Institutions with many risk factors, Think new strategy, or that are large and inefficient, Think efficiency, need partners to quickly cut their costs. Our analysis found more than 800 institutions in those two categories. They include both small colleges that rely heavily on tuition for the bulk of their revenue and large universities that are running budget deficits.
Finding savings in the proverbial low-hanging fruit through traditional cost cutting in peripheral budget areas is no longer an option for most of these campuses if they have any chance of surviving into the next decade. The small colleges in survival mode are unable to draw additional students even as they come to depend more on them to provide needed revenue.
The large universities in survival mode have consistently raised their tuition rates above the national averages in recent years but still find themselves in a hole financially. The time has come for both sets of institutions to find partners. Neither group can move forward alone.
Proposals to merge public colleges have become more common in recent years but have often run into strong opposition from lawmakers and higher education officials. In Georgia, where universities were suffering from years of budget cuts, higher education leaders attempted to head off controversy by making their consolidation process as transparent as possible and following a set of six principles that guided their work.
The consolidation was also framed as a way to free up funds for student success initiatives, not simply to cut spending. As a result, over the course of three years beginning in 2011, leaders of the University System of Georgia approved six campus mergers.1
Not all institutions that need to pursue a survival strategy are struggling. Sometimes this approach is appropriate for universities that are inefficient as stand-alone entities. In 2013, the Texas A&M Health Science Center merged with the much larger Texas A&M University to better leverage the university’s research prowess.
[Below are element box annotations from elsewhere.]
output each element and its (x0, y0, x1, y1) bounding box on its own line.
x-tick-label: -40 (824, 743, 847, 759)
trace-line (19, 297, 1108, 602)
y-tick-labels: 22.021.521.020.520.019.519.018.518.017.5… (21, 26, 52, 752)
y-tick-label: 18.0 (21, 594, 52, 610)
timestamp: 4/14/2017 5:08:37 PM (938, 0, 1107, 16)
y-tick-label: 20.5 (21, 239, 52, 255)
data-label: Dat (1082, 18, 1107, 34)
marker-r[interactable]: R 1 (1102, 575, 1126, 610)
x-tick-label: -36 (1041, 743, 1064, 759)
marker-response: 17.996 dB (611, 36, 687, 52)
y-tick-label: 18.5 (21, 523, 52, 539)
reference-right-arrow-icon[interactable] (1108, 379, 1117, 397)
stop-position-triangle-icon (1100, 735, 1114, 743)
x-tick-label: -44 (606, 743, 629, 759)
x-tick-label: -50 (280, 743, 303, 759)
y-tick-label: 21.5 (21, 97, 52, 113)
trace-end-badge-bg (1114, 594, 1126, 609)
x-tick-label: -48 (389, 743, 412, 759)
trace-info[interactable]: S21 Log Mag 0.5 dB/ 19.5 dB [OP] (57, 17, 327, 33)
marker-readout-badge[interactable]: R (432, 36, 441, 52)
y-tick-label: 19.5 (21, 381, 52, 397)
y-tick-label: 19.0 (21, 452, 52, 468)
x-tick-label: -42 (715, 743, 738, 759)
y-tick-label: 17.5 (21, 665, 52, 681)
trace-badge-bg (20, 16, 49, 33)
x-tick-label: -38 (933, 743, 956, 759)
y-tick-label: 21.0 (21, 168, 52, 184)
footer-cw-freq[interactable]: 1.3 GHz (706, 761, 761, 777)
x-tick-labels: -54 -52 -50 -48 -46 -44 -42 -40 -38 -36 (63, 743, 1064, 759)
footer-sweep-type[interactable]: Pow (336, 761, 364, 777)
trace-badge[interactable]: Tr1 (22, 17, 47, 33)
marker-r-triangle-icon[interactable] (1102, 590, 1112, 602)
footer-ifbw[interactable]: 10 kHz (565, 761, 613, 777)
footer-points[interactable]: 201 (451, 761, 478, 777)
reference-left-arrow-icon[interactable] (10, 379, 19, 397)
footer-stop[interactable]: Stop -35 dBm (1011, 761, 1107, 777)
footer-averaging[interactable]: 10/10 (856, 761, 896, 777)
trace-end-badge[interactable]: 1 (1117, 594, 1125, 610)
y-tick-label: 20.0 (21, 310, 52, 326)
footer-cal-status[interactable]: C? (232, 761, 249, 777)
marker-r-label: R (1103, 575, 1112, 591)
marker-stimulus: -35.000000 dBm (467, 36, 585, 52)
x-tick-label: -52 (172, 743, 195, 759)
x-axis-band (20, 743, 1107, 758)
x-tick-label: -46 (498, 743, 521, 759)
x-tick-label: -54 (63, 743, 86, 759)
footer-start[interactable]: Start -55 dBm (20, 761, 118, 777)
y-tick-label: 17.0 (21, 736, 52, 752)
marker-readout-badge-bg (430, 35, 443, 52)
Before the merger, the Health Science faculty conducted about $80 million in research annually, while the main university had $700 million in research grants. The hope was that if researchers worked more closely together under the umbrella of one university, the institution as a whole could bring in more money overall.2
If survival is your strategy, surprisingly, finding a suitable partner is not the biggest obstacle to collaboration, according to a survey EY-Parthenon conducted of 38 institutional leaders. The toughest barrier to overcome? Pushback from internal stakeholders in the process. So as you begin to lay the groundwork for collaboration, be sure your internal priorities realigned and your various constituencies (trustees, faculty, alumni) understand the need to collaborate before you offer up potential models and partners.
What’s next? The three-step plan: identify, structure and sustain
Step 1: Identify areas for collaboration
Collaboration can take many different forms and doesn’t always need to be seen as resulting in a merger or acquisition. Based on our survey of campus leaders, the most common type of alliance is around academics. Collaboration on administrative and services functions is also common. In both cases, leaders said they chose partners based on complementary strengths. As you begin to identify areas where partnerships might be possible, here are some key questions to consider:
- What type of collaboration is most useful for your institution?
- To what extent is collaboration necessary to stay financially viable? Is there an opportunity to improve value to students or cut costs?
- What administrative, service and academic departments would benefit most from collaboration, and how deep should those collaborations go?
Step 2: Structure potential partnership opportunities
Institutions choose collaborating partners based less on proximity and more on the importance of shared vision. In our survey, college leaders who engaged in academic collaborations said the largest challenge was internal resistance as they attempted to structure the partnership.
When colleges partnered on administrative functions and services, the biggest hurdles were around implementing the agreement, specifically on determining matters of control. As you begin to prepare to structure a deal with a partner, here are some key questions to consider:
- What factors should be used to evaluate the feasibility and attractiveness of a potential partner (e.g., geography, shared vision)?
- Which institution is the best strategic, operational and financial fit for the type of collaboration being sought? What additional collaboration opportunities could we pursue with existing partners?
- How will the collaboration work? Who has to sign off on decisions? How can the two institutions work together operationally?
Step 3: Sustain the benefits of a partnership
Forging a partnership might be the easy task; sustaining the benefits of a partnership over the long term could prove more difficult. In our survey, campus leaders said students were the biggest beneficiaries of partnerships because they improve the value of an education.
While cost savings were less commonly cited as an important concern for academic collaboration, such partnerships are often an opportunity to “save costs” that would otherwise have been required to build out those capabilities. As you search for strategies to sustain the benefits of a partnership, here are some key questions to consider:
- How do we realize the full potential benefits of all cost-cutting opportunities identified in the first two phases (e.g., systems integration, real estate optimization)?
- How do we leverage collaboration to enhance value to students through expansion of services and academic offerings?
Conclusion
In this new era of higher education, collaboration is a strategy that many institutions will need to follow simply to survive. But partnerships are also a winning approach for colleges operating from a position of relative strength right now.
Collaboration can provide a much-needed boost — and quickly — in academic and co-curricular offerings for institutions without strengths in certain areas. By emphasizing collaboration, we can define this new era of higher education as one of growth through cooperation rather than retrenchment.